Analysis Will Help Target Efforts To Reduce Predation
- December 13, 2018
- John Harrison
It is no exaggeration to say millions of fish are killed by predators – birds, marine mammals, other fish – every year in the Columbia and Snake rivers, but it is at best a sophisticated guess as to how many fish are saved through efforts to reduce predation. This makes it difficult to know where efforts to reduce predation are most effective.
Fisheries scientists at the Columbia River InterTribal Fish Commission are working to improve the estimates of fish lost to predation, and that work could lead to improvements in controlling predation in the future. The goal is not to eliminate predators but to control them through “active management,” which “will keep predators at a level that is more in balance with the environment and reduce losses of Columbia River salmon and other native fish populations,” according to CRITFC’s guiding policy document, Wy-Kan-Ush-Mi Wa-Kish-Wit, or Spirit of the salmon.
“We’re trying to come up with a common metric to measure predation,” Jaime Pinkham, CRITFC executive director, told the Council at its December meeting. Both Wy-Kan-Ush-Mi Wa-Kish-Wit and the Council’s 2014 Columbia River Basin Fish and Wildlife Program call for developing such a metric, which would allow comparisons to the effects of other factors that limit fish survival. This would help fish managers make better-informed decisions about how to manage predators, he said.
Pinkham said “well-intended laws and policies that have piled up over time” sometimes are contradictory regarding protecting and controlling species, and “at times predators have an upper edge.” These conflicts can split public opinion and make management decisions difficult, such as deciding how to manage one protected species that is killing another protected species – for example, protected sea lions killing ESA-listed salmon and steelhead. Recently, the plight of the declining population of southern resident killer whales in Puget Sound has garnered attention, as the whales feed on salmon when they leave the Sound for the ocean. Addressing predation on juvenile salmon in the rivers could mean more adult salmon for orcas in the ocean and help the population to rebound, he said.
Only a small percentage of the juvenile salmon and steelhead that migrate to the ocean each year return several years later as adults to spawn. They are subject to “a gauntlet of mortality events” in the river and the ocean, both on the outbound journey and on the return, said CRITFC fisheries scientist Blaine Parker.
“Mitigating that mortality at different life stages makes it difficult to quantify directly into adult returns; what impacts what and where, and how do you relate that to returning adults?” he asked. “Which is better: saving five returning adults or saving 100 juveniles?” he asked.
Because fish are exposed to more than one kind of predation – juvenile fish can be lost to disease or eaten by pikeminnows, birds, and harbor seals, for example – scientists cannot assume the effects of multiple types of predation are additive during the fish life cycle, CRITFC fisheries scientist Robert Lessard said. In fact, it is difficult to say which predation effects claim the most fish.
“It would be useful to put predation at various life stages into a general context.
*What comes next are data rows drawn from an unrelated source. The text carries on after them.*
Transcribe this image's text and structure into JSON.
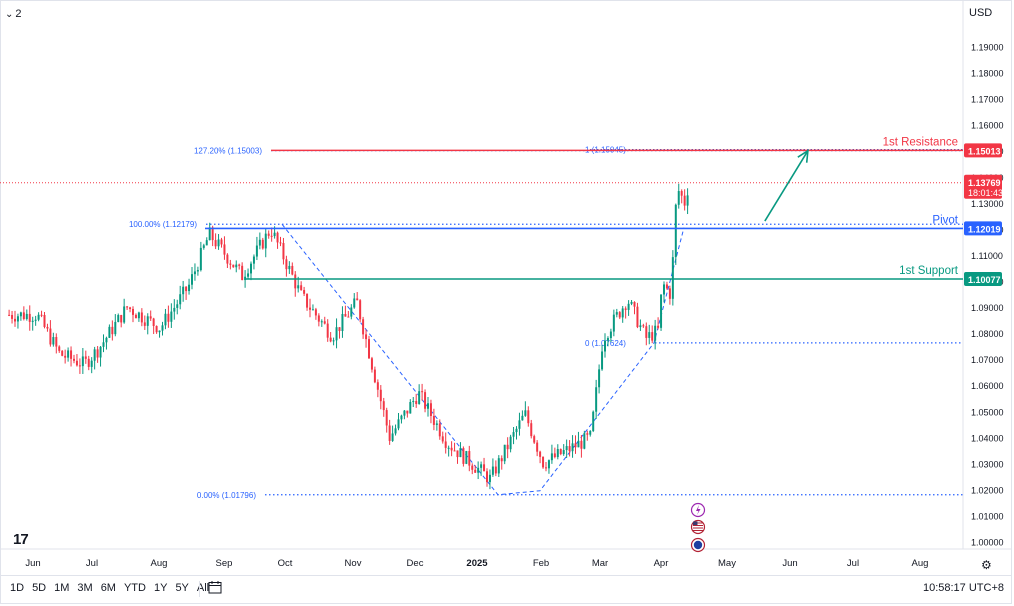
{
  "header": {
    "chevron_icon": "chevron-down-icon",
    "pane_count": "2",
    "currency": "USD"
  },
  "bottom": {
    "ranges": [
      "1D",
      "5D",
      "1M",
      "3M",
      "6M",
      "YTD",
      "1Y",
      "5Y",
      "All"
    ],
    "clock": "10:58:17 UTC+8",
    "calendar_icon": "calendar-icon",
    "settings_icon": "gear-icon"
  },
  "chart_data": {
    "type": "candlestick",
    "title": "",
    "y_axis": {
      "side": "right",
      "ylim": [
        0.994,
        1.2
      ],
      "ticks": [
        "1.19000",
        "1.18000",
        "1.17000",
        "1.16000",
        "1.15000",
        "1.14000",
        "1.13000",
        "1.12000",
        "1.11000",
        "1.10000",
        "1.09000",
        "1.08000",
        "1.07000",
        "1.06000",
        "1.05000",
        "1.04000",
        "1.03000",
        "1.02000",
        "1.01000",
        "1.00000"
      ]
    },
    "x_axis": {
      "labels": [
        "Jun",
        "Jul",
        "Aug",
        "Sep",
        "Oct",
        "Nov",
        "Dec",
        "2025",
        "Feb",
        "Mar",
        "Apr",
        "May",
        "Jun",
        "Jul",
        "Aug"
      ]
    },
    "levels": [
      {
        "name": "1st Resistance",
        "value": 1.15013,
        "price_label": "1.15013",
        "color": "#f23645"
      },
      {
        "name": "Pivot",
        "value": 1.12019,
        "price_label": "1.12019",
        "color": "#2962ff"
      },
      {
        "name": "1st Support",
        "value": 1.10077,
        "price_label": "1.10077",
        "color": "#089981"
      }
    ],
    "current_price": {
      "value": 1.13769,
      "price_label": "1.13769",
      "countdown": "18:01:43",
      "color": "#f23645"
    },
    "fib_levels": [
      {
        "label": "127.20% (1.15003)",
        "value": 1.15003
      },
      {
        "label": "100.00% (1.12179)",
        "value": 1.12179
      },
      {
        "label": "0.00% (1.01796)",
        "value": 1.01796
      }
    ],
    "trend_fib_levels": [
      {
        "label": "1 (1.15045)",
        "value": 1.15045
      },
      {
        "label": "0 (1.07624)",
        "value": 1.07624
      }
    ],
    "path_points": [
      {
        "date": "2024-06-03",
        "value": 1.087
      },
      {
        "date": "2024-06-14",
        "value": 1.072
      },
      {
        "date": "2024-06-26",
        "value": 1.068
      },
      {
        "date": "2024-07-03",
        "value": 1.074
      },
      {
        "date": "2024-07-17",
        "value": 1.09
      },
      {
        "date": "2024-08-02",
        "value": 1.082
      },
      {
        "date": "2024-08-16",
        "value": 1.098
      },
      {
        "date": "2024-08-26",
        "value": 1.118
      },
      {
        "date": "2024-09-11",
        "value": 1.102
      },
      {
        "date": "2024-09-25",
        "value": 1.12
      },
      {
        "date": "2024-10-10",
        "value": 1.094
      },
      {
        "date": "2024-10-25",
        "value": 1.079
      },
      {
        "date": "2024-11-06",
        "value": 1.092
      },
      {
        "date": "2024-11-22",
        "value": 1.04
      },
      {
        "date": "2024-12-06",
        "value": 1.057
      },
      {
        "date": "2024-12-20",
        "value": 1.038
      },
      {
        "date": "2025-01-10",
        "value": 1.024
      },
      {
        "date": "2025-01-27",
        "value": 1.049
      },
      {
        "date": "2025-02-05",
        "value": 1.03
      },
      {
        "date": "2025-02-28",
        "value": 1.04
      },
      {
        "date": "2025-03-06",
        "value": 1.078
      },
      {
        "date": "2025-03-18",
        "value": 1.093
      },
      {
        "date": "2025-03-27",
        "value": 1.078
      },
      {
        "date": "2025-04-02",
        "value": 1.081
      },
      {
        "date": "2025-04-04",
        "value": 1.099
      },
      {
        "date": "2025-04-08",
        "value": 1.095
      },
      {
        "date": "2025-04-10",
        "value": 1.118
      },
      {
        "date": "2025-04-11",
        "value": 1.136
      },
      {
        "date": "2025-04-15",
        "value": 1.13
      },
      {
        "date": "2025-04-17",
        "value": 1.138
      }
    ],
    "arrow": {
      "from": {
        "date": "2025-05-24",
        "value": 1.123
      },
      "to": {
        "date": "2025-06-14",
        "value": 1.15
      },
      "color": "#089981"
    },
    "grid": false,
    "legend": "none",
    "event_icons": [
      "lightning-icon",
      "us-flag-icon",
      "globe-icon"
    ]
  }
}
It is the million-dollar question,” Lessard said. “Where are our efforts paying off?”
Put another way, how many of the adult salmon and steelhead that return to spawning grounds or hatcheries are alive because along the way their exposure to predation was reduced?
It’s not a simple question to answer. One reason why is that predation mortality can be offset by other types of mortality in the same or a different life stage. This is called compensatory mortality, or compensation. For example, a predator might eat an injured or weak fish that would have died from some other cause anyway. Lessard said the model CRITFC is working on, called an adult equivalent analysis, will allow a comparison of actions to reduce predation at different life stages. The analysis expands life-cycle models that currently are available for single populations to a larger scale, estimates the effects of compensation, and assumes that the number of fish in the mainstem rivers does not affect survival the way density or crowding can affect survival of some species in the spawning and rearing habitat.
The analysis is a work in progress, as more assumptions need to be incorporated to better understand how specific reductions in predation might affect fish survival. For now, Hatch said, the work to reduce predation wherever it occurs continues. He said CRITFC supports legislative changes to the Migratory Bird Treaty Act and Marine Mammal Protection Act to address predation among protected species (protected Caspian terns eating protected salmon and steelhead smolts, for example); reviewing and perhaps rolling back protections for non-native fish, such as Smallmouth Bass and Walleye, in salmon-bearing waters; funding sea lion removal and monitoring the results; and expanding research by NOAA Fisheries on sea lion predation on spring Chinook salmon in the Columbia River estuary to all fish runs impacted by the marine mammals.